You can start a blog and create blog posts in your niche. For some reason, I didn’t do this. I created a blog and blogged about content writing. I think I did that because I was excited to just blog!
Another way is to guest post. There are free and paid opportunities and it’s not that hard to get your post published on another blog.
Feel free to send your pitch if you want to guest post over at FreelancerFAQs.
For me, guest posting is the best way to sell your samples to your prospects. It definitely shows that you are a freelance writer.
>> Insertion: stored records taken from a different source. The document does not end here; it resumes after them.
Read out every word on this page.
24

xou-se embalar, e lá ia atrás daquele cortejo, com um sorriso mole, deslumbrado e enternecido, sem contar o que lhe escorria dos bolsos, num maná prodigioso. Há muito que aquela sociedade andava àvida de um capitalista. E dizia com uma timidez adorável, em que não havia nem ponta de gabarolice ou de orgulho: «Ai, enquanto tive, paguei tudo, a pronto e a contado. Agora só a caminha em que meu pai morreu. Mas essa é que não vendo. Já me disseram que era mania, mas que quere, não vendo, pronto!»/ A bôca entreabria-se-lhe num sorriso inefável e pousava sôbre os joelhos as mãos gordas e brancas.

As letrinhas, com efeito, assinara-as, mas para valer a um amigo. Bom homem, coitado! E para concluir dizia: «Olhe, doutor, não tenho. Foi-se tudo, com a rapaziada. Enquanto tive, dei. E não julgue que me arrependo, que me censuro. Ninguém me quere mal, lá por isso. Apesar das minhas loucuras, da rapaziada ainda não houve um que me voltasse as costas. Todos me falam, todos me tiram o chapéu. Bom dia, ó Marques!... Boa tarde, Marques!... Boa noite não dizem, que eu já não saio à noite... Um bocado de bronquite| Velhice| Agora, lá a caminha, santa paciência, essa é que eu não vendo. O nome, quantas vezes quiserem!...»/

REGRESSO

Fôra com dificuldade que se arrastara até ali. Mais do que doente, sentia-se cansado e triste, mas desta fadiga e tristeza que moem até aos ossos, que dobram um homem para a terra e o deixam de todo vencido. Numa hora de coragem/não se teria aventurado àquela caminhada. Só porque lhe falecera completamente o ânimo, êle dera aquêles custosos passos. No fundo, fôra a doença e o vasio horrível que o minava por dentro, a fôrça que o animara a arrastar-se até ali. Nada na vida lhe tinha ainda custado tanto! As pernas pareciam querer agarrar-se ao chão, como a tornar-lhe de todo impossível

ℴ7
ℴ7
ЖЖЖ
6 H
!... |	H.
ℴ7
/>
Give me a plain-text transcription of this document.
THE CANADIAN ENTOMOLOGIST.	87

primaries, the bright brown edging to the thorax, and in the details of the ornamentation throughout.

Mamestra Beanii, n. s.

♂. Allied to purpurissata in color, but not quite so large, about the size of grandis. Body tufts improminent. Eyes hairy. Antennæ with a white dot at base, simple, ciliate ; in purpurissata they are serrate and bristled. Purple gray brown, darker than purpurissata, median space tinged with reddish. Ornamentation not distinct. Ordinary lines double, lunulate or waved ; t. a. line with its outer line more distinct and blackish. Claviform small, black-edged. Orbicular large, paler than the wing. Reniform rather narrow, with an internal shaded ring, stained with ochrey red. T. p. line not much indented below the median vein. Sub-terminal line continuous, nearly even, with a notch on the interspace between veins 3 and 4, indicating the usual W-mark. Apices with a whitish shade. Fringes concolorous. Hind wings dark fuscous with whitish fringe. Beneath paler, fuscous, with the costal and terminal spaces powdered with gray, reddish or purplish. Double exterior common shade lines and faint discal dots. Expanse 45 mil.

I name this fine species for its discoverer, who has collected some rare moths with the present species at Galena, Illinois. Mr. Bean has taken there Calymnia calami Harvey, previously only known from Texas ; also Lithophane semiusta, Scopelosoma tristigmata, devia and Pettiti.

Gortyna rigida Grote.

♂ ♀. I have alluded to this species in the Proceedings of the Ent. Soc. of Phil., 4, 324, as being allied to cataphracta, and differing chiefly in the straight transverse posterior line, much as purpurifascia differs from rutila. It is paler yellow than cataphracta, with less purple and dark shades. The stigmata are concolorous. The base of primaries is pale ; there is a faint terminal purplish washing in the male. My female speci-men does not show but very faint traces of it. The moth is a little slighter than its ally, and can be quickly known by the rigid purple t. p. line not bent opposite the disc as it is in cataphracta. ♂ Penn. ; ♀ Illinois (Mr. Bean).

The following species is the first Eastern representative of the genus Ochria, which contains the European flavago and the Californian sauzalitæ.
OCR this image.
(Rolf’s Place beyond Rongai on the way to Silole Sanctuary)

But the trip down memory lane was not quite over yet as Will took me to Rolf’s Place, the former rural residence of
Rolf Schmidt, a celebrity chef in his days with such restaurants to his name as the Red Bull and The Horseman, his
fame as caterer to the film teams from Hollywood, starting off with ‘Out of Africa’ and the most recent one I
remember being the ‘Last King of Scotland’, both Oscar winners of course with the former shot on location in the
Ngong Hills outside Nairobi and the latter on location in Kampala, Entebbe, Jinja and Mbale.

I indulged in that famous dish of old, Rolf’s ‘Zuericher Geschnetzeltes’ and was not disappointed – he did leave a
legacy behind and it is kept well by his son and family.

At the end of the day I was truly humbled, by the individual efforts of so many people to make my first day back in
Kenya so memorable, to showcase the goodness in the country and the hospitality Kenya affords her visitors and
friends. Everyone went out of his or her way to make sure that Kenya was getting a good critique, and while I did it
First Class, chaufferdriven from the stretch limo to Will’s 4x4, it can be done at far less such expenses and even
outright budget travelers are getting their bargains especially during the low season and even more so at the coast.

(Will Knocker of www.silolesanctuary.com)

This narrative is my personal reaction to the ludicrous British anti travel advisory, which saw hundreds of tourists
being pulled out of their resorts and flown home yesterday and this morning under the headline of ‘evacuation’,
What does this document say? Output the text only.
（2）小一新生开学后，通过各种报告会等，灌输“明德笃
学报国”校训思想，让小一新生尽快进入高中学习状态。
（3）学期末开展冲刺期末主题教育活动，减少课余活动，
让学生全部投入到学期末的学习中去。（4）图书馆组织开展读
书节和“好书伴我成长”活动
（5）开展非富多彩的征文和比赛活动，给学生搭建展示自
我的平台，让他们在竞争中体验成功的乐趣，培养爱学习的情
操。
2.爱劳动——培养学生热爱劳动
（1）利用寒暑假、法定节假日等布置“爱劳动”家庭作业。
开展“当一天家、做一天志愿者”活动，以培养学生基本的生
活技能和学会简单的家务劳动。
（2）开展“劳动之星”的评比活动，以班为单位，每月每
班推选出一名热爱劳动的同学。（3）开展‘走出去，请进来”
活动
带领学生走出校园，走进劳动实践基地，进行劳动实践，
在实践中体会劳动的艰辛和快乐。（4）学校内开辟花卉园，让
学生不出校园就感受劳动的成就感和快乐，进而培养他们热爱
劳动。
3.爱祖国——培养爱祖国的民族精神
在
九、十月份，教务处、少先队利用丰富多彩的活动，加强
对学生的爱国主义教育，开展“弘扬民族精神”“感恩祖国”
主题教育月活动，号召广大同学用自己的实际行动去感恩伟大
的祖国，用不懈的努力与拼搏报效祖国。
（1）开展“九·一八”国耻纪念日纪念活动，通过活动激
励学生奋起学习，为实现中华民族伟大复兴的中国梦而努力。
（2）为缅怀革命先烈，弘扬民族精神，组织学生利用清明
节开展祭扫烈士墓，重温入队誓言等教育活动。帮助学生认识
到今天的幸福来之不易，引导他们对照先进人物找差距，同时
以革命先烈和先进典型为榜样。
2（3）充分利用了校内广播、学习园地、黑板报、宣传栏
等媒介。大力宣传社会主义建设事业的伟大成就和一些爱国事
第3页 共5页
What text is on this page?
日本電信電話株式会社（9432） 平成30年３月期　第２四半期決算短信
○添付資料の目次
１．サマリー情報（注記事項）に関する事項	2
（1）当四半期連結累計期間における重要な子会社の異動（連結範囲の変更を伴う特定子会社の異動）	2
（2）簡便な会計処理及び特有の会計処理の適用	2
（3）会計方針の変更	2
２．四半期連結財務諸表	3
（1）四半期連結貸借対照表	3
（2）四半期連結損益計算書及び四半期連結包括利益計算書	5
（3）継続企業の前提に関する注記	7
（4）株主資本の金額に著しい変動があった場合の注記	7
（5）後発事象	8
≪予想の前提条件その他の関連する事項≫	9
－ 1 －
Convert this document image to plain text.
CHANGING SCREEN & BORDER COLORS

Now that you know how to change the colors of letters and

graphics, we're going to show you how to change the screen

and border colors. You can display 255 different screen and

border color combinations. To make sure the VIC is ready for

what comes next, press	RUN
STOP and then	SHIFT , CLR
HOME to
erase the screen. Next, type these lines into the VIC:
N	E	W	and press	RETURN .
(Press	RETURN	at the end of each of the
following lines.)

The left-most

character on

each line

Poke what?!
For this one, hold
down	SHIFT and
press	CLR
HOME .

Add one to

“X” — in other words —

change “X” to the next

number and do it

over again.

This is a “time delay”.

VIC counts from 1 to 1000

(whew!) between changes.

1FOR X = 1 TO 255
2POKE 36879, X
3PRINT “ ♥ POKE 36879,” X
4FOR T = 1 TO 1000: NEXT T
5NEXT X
But, if you’re totally brand new, the next best thing is to create a sample document and publish them either on Medium or LinkedIn Pulse.
Medium is a blogging platform and some small businesses actually use Medium for their blogs. For example, one of my clients uses Medium:
It’s easy to set up your profile and start writing within that hour. I set up a profile and syndicate my blog posts as a way to grow my brand and audience.
So, go ahead and write your samples on Medium!
Or, you can go to LinkedIn Pulse and create a sample. I made a writing sample in the digital marketing niche (but I didn’t know that was my niche at the time) early on as a new freelance writer:
Both of these methods work great for a brand new freelance writer, so turn those PDF’s into published links online!
Let Your Samples Speak For Themselves
For a lot of new freelance writers, getting your samples can be a challenge if you haven’t figured out your niche or you’re persistent on getting a guest post and not even looking at other ways to get your samples.
But, if you want to make a go out of this, you need to prioritize your work. In my free course, I lay the foundation on getting your first client. And the first thing you need is a niche.
After that, it’s all about getting samples and then from there it’s time to pitch.
So, do your samples speak for themselves? I hope these three improvements will help you land more clients!